The results, titled “Plasma microbiome-modulated indole- and phenyl-derived metabolites associate with advanced atherosclerosis and postoperative outcomes””, was published in the Journal of Vascular Surgery in 2018. Learn more about Dr. Ho’s work in the recent video Predicting PAD: Your Gut Microbiome.

Implementing Pre-operative Frailty Assessment in the Vascular Surgery Clinic.
  • Larry Kraiss MD, University of Utah (PI)
  • Benjamin S. Brooke MD PhD, Shipra Arya MD, Philip P. Goodney MD, Matthew Mel MD, George K. Lee MD, Jason Johanning MD

Dr. Larry Kraiss, with collaborators at Emory, Dartmouth, Stanford, and the University of Nebraska developed a tool to predict a patient’s ability to maintain independent living following surgery. The goal was to enable patients and clinicians to make fully informed decisions about whether or not to have surgery.

Five sites and 403 patients participated in the study. Dr.
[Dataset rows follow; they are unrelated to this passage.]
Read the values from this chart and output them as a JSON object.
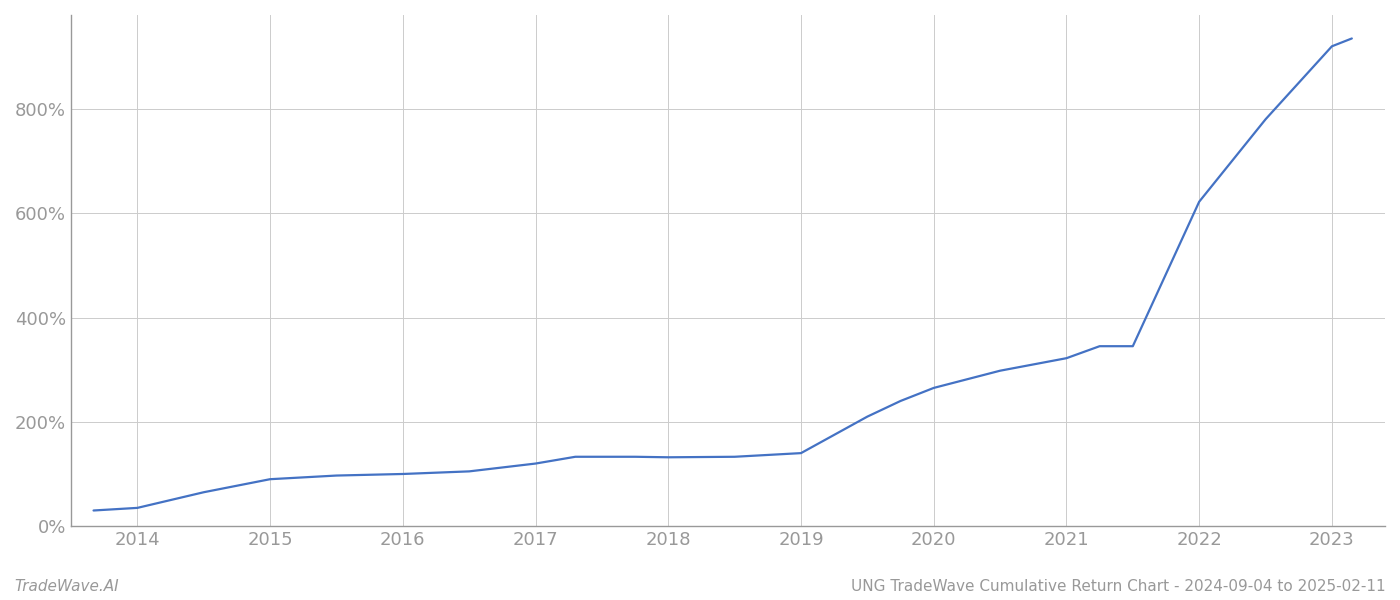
{
  "title": "UNG TradeWave Cumulative Return Chart - 2024-09-04 to 2025-02-11",
  "watermark": "TradeWave.AI",
  "line_color": "#4472c4",
  "background_color": "#ffffff",
  "grid_color": "#cccccc",
  "x_years": [
    2013.67,
    2014.0,
    2014.5,
    2015.0,
    2015.5,
    2016.0,
    2016.5,
    2017.0,
    2017.3,
    2017.75,
    2018.0,
    2018.5,
    2019.0,
    2019.5,
    2019.75,
    2020.0,
    2020.5,
    2021.0,
    2021.25,
    2021.5,
    2022.0,
    2022.5,
    2023.0,
    2023.15
  ],
  "y_values": [
    30,
    35,
    65,
    90,
    97,
    100,
    105,
    120,
    133,
    133,
    132,
    133,
    140,
    210,
    240,
    265,
    298,
    322,
    345,
    345,
    622,
    780,
    920,
    935
  ],
  "xlim": [
    2013.5,
    2023.4
  ],
  "ylim": [
    0,
    980
  ],
  "xticks": [
    2014,
    2015,
    2016,
    2017,
    2018,
    2019,
    2020,
    2021,
    2022,
    2023
  ],
  "yticks": [
    0,
    200,
    400,
    600,
    800
  ],
  "xlabel": "",
  "ylabel": "",
  "line_width": 1.6,
  "tick_label_color": "#999999",
  "axis_color": "#999999",
  "title_fontsize": 11,
  "watermark_fontsize": 11,
  "tick_fontsize": 13
}
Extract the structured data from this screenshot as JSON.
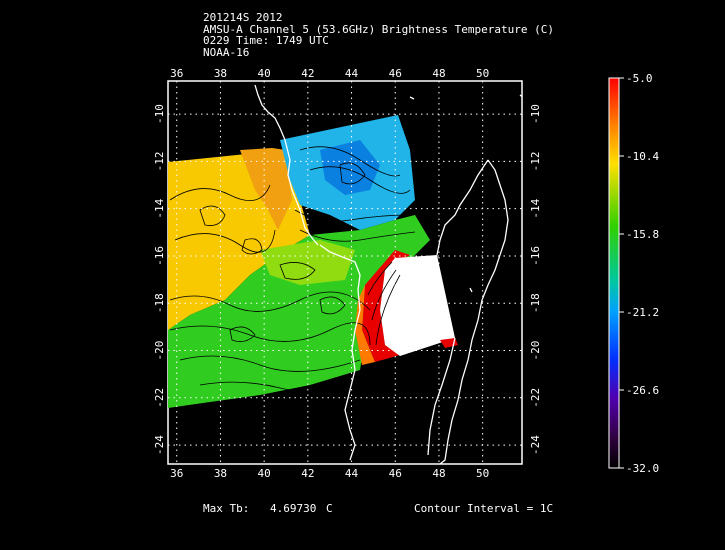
{
  "header": {
    "line1": "201214S 2012",
    "line2": "AMSU-A Channel 5 (53.6GHz) Brightness Temperature (C)",
    "line3": "0229 Time: 1749 UTC",
    "line4": "NOAA-16"
  },
  "axes": {
    "lon_labels": [
      "36",
      "38",
      "40",
      "42",
      "44",
      "46",
      "48",
      "50"
    ],
    "lon_values": [
      36,
      38,
      40,
      42,
      44,
      46,
      48,
      50
    ],
    "lat_labels": [
      "-10",
      "-12",
      "-14",
      "-16",
      "-18",
      "-20",
      "-22",
      "-24"
    ],
    "lat_values": [
      -10,
      -12,
      -14,
      -16,
      -18,
      -20,
      -22,
      -24
    ],
    "lon_range": [
      35.6,
      51.8
    ],
    "lat_range": [
      -8.6,
      -24.8
    ]
  },
  "colorbar": {
    "labels": [
      "-5.0",
      "-10.4",
      "-15.8",
      "-21.2",
      "-26.6",
      "-32.0"
    ],
    "values": [
      -5.0,
      -10.4,
      -15.8,
      -21.2,
      -26.6,
      -32.0
    ],
    "colors": [
      "#ff0000",
      "#ff8c00",
      "#ffd000",
      "#a8e000",
      "#00d040",
      "#00c8c8",
      "#0060ff",
      "#3000c0",
      "#600080",
      "#000000"
    ]
  },
  "footer": {
    "max_label": "Max Tb:",
    "max_value": "4.69730",
    "max_unit": "C",
    "contour": "Contour Interval = 1C"
  }
}
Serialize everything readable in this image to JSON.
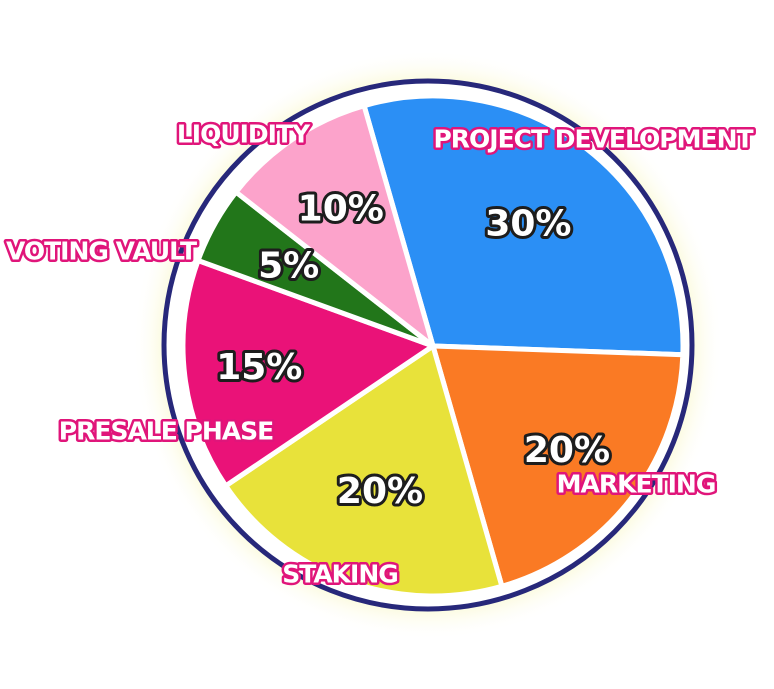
{
  "chart_data": {
    "type": "pie",
    "labels": [
      "Project Development",
      "Marketing",
      "Staking",
      "Presale Phase",
      "Voting Vault",
      "Liquidity"
    ],
    "values": [
      30,
      20,
      20,
      15,
      5,
      10
    ],
    "value_labels": [
      "30%",
      "20%",
      "20%",
      "15%",
      "5%",
      "10%"
    ],
    "category_labels": [
      "PROJECT DEVELOPMENT",
      "MARKETING",
      "STAKING",
      "PRESALE PHASE",
      "VOTING VAULT",
      "LIQUIDITY"
    ],
    "colors": [
      "#2b8ff5",
      "#fa7a24",
      "#e8e23a",
      "#ea1278",
      "#22761a",
      "#fca3cb"
    ]
  },
  "style": {
    "ring_color": "#27287a",
    "glow_color": "#f7f5b5",
    "label_outline": "#e0157a"
  }
}
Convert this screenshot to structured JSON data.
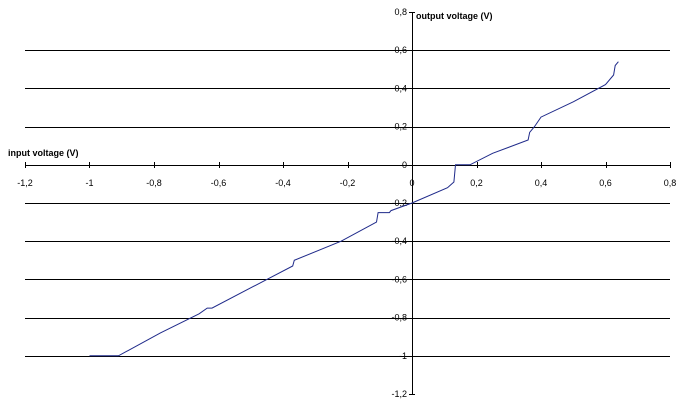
{
  "chart_data": {
    "type": "line",
    "xlabel": "input voltage (V)",
    "ylabel": "output voltage (V)",
    "xlim": [
      -1.2,
      0.8
    ],
    "ylim": [
      -1.2,
      0.8
    ],
    "x_ticks": [
      "-1,2",
      "-1",
      "-0,8",
      "-0,6",
      "-0,4",
      "-0,2",
      "0",
      "0,2",
      "0,4",
      "0,6",
      "0,8"
    ],
    "y_ticks": [
      "0,8",
      "0,6",
      "0,4",
      "0,2",
      "0",
      "-0,2",
      "-0,4",
      "-0,6",
      "-0,8",
      "-1",
      "-1,2"
    ],
    "grid": "horizontal major gridlines",
    "colors": {
      "series": "#1f2a8a",
      "grid": "#000000"
    },
    "series": [
      {
        "x": [
          -1.0,
          -0.91,
          -0.78,
          -0.66,
          -0.635,
          -0.62,
          -0.45,
          -0.37,
          -0.365,
          -0.22,
          -0.11,
          -0.105,
          -0.07,
          -0.065,
          0.0,
          0.11,
          0.13,
          0.135,
          0.18,
          0.25,
          0.36,
          0.365,
          0.38,
          0.4,
          0.5,
          0.6,
          0.625,
          0.63,
          0.64
        ],
        "y": [
          -1.0,
          -1.0,
          -0.88,
          -0.78,
          -0.75,
          -0.75,
          -0.6,
          -0.53,
          -0.5,
          -0.4,
          -0.3,
          -0.25,
          -0.25,
          -0.24,
          -0.2,
          -0.12,
          -0.09,
          0.0,
          0.0,
          0.06,
          0.13,
          0.17,
          0.2,
          0.25,
          0.33,
          0.42,
          0.47,
          0.52,
          0.54
        ]
      }
    ]
  }
}
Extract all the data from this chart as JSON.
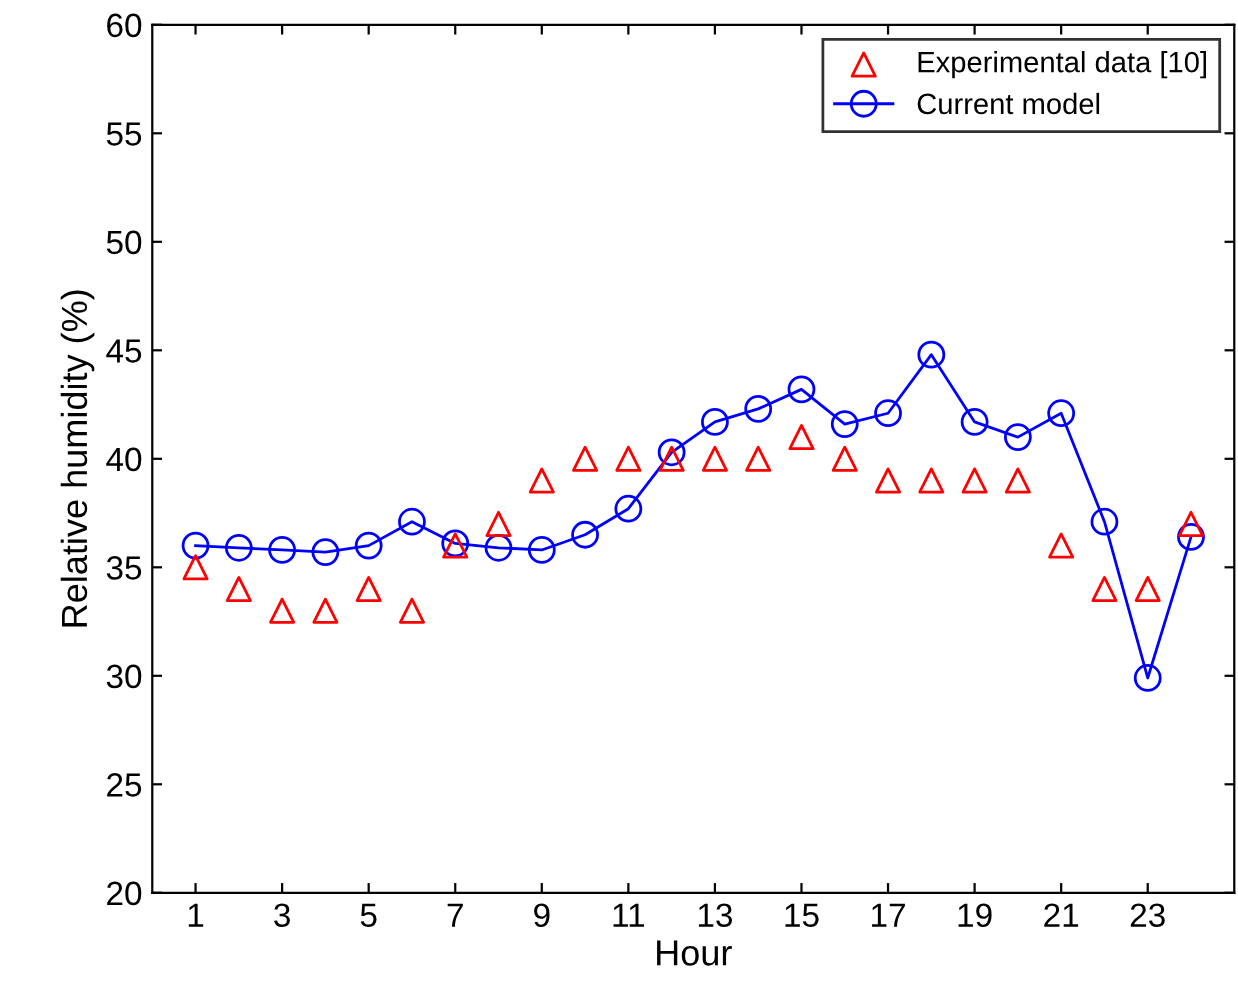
{
  "chart_data": {
    "type": "scatter",
    "xlabel": "Hour",
    "ylabel": "Relative humidity (%)",
    "x": [
      1,
      2,
      3,
      4,
      5,
      6,
      7,
      8,
      9,
      10,
      11,
      12,
      13,
      14,
      15,
      16,
      17,
      18,
      19,
      20,
      21,
      22,
      23,
      24
    ],
    "series": [
      {
        "name": "Experimental data [10]",
        "marker": "triangle",
        "color": "#ff0000",
        "values": [
          35,
          34,
          33,
          33,
          34,
          33,
          36,
          37,
          39,
          40,
          40,
          40,
          40,
          40,
          41,
          40,
          39,
          39,
          39,
          39,
          36,
          34,
          34,
          37
        ]
      },
      {
        "name": "Current model",
        "type": "line",
        "marker": "circle",
        "line_style": "solid",
        "color": "#0000ff",
        "values": [
          36,
          35.9,
          35.8,
          35.7,
          36,
          37.1,
          36.1,
          35.9,
          35.8,
          36.5,
          37.7,
          40.3,
          41.7,
          42.3,
          43.2,
          41.6,
          42.1,
          44.8,
          41.7,
          41,
          42.1,
          37.1,
          29.9,
          36.4
        ]
      }
    ],
    "xlim": [
      0,
      25
    ],
    "xticks": [
      1,
      3,
      5,
      7,
      9,
      11,
      13,
      15,
      17,
      19,
      21,
      23
    ],
    "ylim": [
      20,
      60
    ],
    "yticks": [
      20,
      25,
      30,
      35,
      40,
      45,
      50,
      55,
      60
    ],
    "grid": false,
    "legend": "top right"
  }
}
Kraiss’ work is shown on our YouTube channel video Using Frailty to Predict Surgical Outcomes.

2012 PREDICT-PVI Study

Understanding Peripheral Restenosis: Genomic and Proteomic Determinants of Vascular Intervention (PREDICT-PVI).
  • Michael Conte MD, UCSF
  • Scott Berceli MD PhD, University of Florida

This project was initiated to gather tissue and data to create a national vascular biobank and improve the success rate of procedures to open blocked arteries in the leg for patients suffering from peripheral artery disease (PAD). The inflammatory response and its resolution are critical to the healing of blood vessels. Excessive scarring of vessels is a common cause of failure of angioplasty, stents, bypass grafts and the arteriovenous fistulas that allow for dialysis.

Recent work has identified critical pathways of the resolution, including those governed by bioactive lipids derived from omega-3 fatty acids (e.g. fish oils). The goal of the first PREDICT-PVI study was to define a set of protein and lipid inflammatory mediators that exhibit a patterned response after surgery, identifying them as candidate biomarkers or treatment targets to improve vascular healing.